Tapi di mata orang cacat sejati, kesulitan sebenarnya, “sausnya” belum pernah ditemui. Misalnya, “Xiao Cheng” ingin pergi ke galeri seni, tetapi staf akan memberitahunya bahwa kursi roda tidak diperbolehkan masuk sebelum dan sesudah pintu.
Ada juga beberapa pusat perbelanjaan yang tidak memiliki toilet bebas hambatan sama sekali, dan “Xiao Cheng” hanya bisa pergi ke toilet biasa. Masalahnya tidak ada duanya. Yang penting ke toilet biasa. Kursi roda akan tersangkut pada kusen pintu, sehingga pintu tidak dapat ditutup.
Banyak ibu yang akan membawa anak laki-lakinya ke kamar mandi bersama, dalam hal ini, “Xiao Cheng” akan sangat malu. Ada juga jalan buta di kota-kota, yang dikatakan sebagai jalan buta, tetapi orang buta tidak dapat melewati jalan buta sama sekali.
Kendaraan yang menempati jalan tidak ada duanya. Pernahkah Anda melihat jalur hijau dan hidran kebakaran dibangun langsung di jalan buta?

Jika orang buta benar-benar mengikuti jalan buta, dia mungkin akan jatuh ke rumah sakit dalam waktu satu jam. Justru karena ketidaknyamanan inilah banyak penyandang disabilitas lebih memilih mengalami kesepian di rumah daripada keluar rumah.
Seiring berjalannya waktu, penyandang disabilitas dengan sendirinya akan menghilang di kota. Beberapa orang mungkin mengatakan bahwa masyarakat tidak berputar di sekitar beberapa orang, Anda harus beradaptasi dengan masyarakat, bukan masyarakat yang beradaptasi dengan Anda. Melihat komentar seperti itu, saya merasa tidak bisa berkata-kata.
Apakah menjadikan penyandang disabilitas hidup lebih nyaman menghambat orang normal?
Jika tidak, mengapa Anda mengatakan hal-hal yang tidak bertanggung jawab dengan begitu meyakinkan?
Mengambil langkah mundur, setiap orang suatu hari akan menjadi tua, begitu tua sehingga Anda harus keluar rumah dengan kursi roda.
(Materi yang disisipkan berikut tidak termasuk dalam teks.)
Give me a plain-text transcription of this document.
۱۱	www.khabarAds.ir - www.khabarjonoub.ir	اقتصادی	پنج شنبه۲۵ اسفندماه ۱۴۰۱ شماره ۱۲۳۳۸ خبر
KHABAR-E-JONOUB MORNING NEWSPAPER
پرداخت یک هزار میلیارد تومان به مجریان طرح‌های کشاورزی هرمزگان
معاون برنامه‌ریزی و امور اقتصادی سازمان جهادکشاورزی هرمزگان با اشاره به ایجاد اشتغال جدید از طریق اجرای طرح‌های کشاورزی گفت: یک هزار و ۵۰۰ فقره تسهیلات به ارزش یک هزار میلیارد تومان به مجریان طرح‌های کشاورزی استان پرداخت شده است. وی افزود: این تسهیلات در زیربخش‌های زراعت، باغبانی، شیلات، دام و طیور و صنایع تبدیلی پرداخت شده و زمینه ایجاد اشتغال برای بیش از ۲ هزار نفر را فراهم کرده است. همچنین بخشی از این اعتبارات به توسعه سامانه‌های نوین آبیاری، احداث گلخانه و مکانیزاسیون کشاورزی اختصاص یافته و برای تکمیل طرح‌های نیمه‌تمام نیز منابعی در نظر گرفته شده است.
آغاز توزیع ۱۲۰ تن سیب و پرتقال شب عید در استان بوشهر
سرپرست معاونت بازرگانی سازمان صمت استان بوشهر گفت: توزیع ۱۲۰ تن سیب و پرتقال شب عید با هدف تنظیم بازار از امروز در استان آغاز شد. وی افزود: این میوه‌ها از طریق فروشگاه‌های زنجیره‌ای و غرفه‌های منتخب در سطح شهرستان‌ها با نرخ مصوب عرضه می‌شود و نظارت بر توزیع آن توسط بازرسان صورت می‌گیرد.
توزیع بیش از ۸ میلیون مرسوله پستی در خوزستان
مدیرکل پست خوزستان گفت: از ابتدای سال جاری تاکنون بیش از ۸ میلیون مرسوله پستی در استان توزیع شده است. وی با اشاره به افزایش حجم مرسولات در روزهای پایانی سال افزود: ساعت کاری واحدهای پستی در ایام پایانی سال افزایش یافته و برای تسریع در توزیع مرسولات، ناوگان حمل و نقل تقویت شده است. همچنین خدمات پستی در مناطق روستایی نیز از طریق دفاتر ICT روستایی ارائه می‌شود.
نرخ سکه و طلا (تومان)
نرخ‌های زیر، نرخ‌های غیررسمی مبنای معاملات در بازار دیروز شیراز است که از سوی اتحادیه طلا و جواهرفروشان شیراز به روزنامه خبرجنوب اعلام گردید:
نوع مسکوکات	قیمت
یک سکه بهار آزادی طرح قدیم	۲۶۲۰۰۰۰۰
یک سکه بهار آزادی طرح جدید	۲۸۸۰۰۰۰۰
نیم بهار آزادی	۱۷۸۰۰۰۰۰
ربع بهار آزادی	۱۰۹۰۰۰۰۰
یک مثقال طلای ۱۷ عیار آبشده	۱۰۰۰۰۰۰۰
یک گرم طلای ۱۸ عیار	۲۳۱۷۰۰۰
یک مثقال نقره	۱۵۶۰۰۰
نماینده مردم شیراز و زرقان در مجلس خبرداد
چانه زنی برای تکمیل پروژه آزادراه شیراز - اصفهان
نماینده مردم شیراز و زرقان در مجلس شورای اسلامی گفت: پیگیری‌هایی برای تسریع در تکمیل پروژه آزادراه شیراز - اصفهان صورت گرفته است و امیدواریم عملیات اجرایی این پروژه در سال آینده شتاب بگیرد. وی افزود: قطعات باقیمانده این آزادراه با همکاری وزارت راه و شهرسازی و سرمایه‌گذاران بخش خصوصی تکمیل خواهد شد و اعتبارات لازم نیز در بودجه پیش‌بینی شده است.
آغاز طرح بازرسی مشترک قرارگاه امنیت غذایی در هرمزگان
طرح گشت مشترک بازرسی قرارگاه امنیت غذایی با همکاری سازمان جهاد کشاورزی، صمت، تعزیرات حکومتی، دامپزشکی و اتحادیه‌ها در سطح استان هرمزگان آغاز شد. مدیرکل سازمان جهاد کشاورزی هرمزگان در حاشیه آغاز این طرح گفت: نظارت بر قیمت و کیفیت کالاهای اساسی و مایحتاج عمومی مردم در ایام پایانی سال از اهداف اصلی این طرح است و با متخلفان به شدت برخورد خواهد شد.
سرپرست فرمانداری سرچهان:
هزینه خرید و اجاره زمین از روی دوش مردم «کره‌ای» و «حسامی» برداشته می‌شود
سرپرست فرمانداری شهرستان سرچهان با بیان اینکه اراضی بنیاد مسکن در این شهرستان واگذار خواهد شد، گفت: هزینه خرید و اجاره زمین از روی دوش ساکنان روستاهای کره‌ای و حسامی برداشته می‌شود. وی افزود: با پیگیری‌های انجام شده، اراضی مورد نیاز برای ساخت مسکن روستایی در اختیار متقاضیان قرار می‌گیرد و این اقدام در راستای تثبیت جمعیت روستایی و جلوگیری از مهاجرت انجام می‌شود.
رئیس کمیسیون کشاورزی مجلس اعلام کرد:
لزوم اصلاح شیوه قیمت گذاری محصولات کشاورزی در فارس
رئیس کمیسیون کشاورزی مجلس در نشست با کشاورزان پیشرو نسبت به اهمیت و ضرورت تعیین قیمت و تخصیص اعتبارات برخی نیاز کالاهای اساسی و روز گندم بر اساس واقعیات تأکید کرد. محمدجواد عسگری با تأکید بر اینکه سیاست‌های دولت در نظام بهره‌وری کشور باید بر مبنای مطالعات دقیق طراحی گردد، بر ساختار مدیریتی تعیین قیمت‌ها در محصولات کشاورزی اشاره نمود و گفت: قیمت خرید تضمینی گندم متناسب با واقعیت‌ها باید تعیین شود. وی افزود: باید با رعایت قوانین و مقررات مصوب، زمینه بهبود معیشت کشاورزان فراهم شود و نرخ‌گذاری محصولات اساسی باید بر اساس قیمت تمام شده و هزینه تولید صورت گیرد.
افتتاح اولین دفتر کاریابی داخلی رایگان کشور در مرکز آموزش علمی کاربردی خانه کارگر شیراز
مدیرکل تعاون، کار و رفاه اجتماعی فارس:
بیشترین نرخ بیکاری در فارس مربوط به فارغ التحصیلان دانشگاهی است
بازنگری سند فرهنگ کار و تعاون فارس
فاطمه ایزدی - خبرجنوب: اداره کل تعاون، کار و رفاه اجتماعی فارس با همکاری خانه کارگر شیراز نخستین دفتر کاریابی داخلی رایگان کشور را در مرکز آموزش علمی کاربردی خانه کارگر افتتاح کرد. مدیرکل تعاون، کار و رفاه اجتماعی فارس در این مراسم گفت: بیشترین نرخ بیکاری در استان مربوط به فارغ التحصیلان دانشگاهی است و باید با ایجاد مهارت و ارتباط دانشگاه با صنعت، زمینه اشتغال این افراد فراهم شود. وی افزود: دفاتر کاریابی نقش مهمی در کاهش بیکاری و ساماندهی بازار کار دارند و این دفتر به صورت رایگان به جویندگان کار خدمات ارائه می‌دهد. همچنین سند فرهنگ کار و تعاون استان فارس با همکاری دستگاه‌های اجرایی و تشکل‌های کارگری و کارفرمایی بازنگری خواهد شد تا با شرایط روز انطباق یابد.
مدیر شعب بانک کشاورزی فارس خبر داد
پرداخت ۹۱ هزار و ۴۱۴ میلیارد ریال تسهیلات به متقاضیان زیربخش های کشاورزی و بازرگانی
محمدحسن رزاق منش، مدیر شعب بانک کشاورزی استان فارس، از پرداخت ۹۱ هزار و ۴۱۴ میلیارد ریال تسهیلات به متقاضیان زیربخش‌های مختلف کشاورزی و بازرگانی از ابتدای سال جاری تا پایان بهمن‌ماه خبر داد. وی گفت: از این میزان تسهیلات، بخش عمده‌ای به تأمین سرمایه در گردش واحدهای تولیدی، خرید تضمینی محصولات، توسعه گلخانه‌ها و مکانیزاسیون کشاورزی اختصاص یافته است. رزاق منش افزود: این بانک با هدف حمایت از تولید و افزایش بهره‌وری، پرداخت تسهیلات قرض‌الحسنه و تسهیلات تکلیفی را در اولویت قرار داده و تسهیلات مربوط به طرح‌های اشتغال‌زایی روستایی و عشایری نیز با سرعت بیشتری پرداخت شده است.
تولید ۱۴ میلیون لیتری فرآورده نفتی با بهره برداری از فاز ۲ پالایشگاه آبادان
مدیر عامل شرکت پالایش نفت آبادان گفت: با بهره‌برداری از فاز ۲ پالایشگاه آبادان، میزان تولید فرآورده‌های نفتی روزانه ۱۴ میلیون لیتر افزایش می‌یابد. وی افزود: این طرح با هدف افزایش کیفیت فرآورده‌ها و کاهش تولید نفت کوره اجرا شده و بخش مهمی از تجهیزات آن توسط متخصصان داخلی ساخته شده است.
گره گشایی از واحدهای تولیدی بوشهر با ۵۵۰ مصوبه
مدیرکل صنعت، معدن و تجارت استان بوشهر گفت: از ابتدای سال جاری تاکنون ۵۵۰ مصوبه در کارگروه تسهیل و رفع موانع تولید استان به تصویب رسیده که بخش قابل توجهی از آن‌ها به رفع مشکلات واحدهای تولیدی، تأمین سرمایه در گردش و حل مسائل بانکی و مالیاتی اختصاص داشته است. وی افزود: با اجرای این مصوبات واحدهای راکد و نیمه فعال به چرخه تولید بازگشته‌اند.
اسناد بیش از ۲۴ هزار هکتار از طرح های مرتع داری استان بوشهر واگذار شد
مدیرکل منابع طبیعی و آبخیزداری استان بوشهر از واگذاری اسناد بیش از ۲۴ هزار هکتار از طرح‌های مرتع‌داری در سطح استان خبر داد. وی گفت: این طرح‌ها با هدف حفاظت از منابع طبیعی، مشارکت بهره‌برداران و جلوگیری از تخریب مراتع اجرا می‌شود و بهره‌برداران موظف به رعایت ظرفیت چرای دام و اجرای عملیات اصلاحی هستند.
Aku sangat menantikan hari itu tiba. Entah apakah netizen ini masih bisa mengucapkan kata-kata tidak bertanggung jawab seperti itu dengan percaya diri.

Seperti yang dikatakan oleh salah satu netizen: “Tingkat kemajuan suatu kota tercermin dari apakah penyandang disabilitas dapat keluar rumah seperti orang normal.”
Saya berharap suatu hari nanti, para penyandang disabilitas dapat merasakan suhu kota seperti orang normal.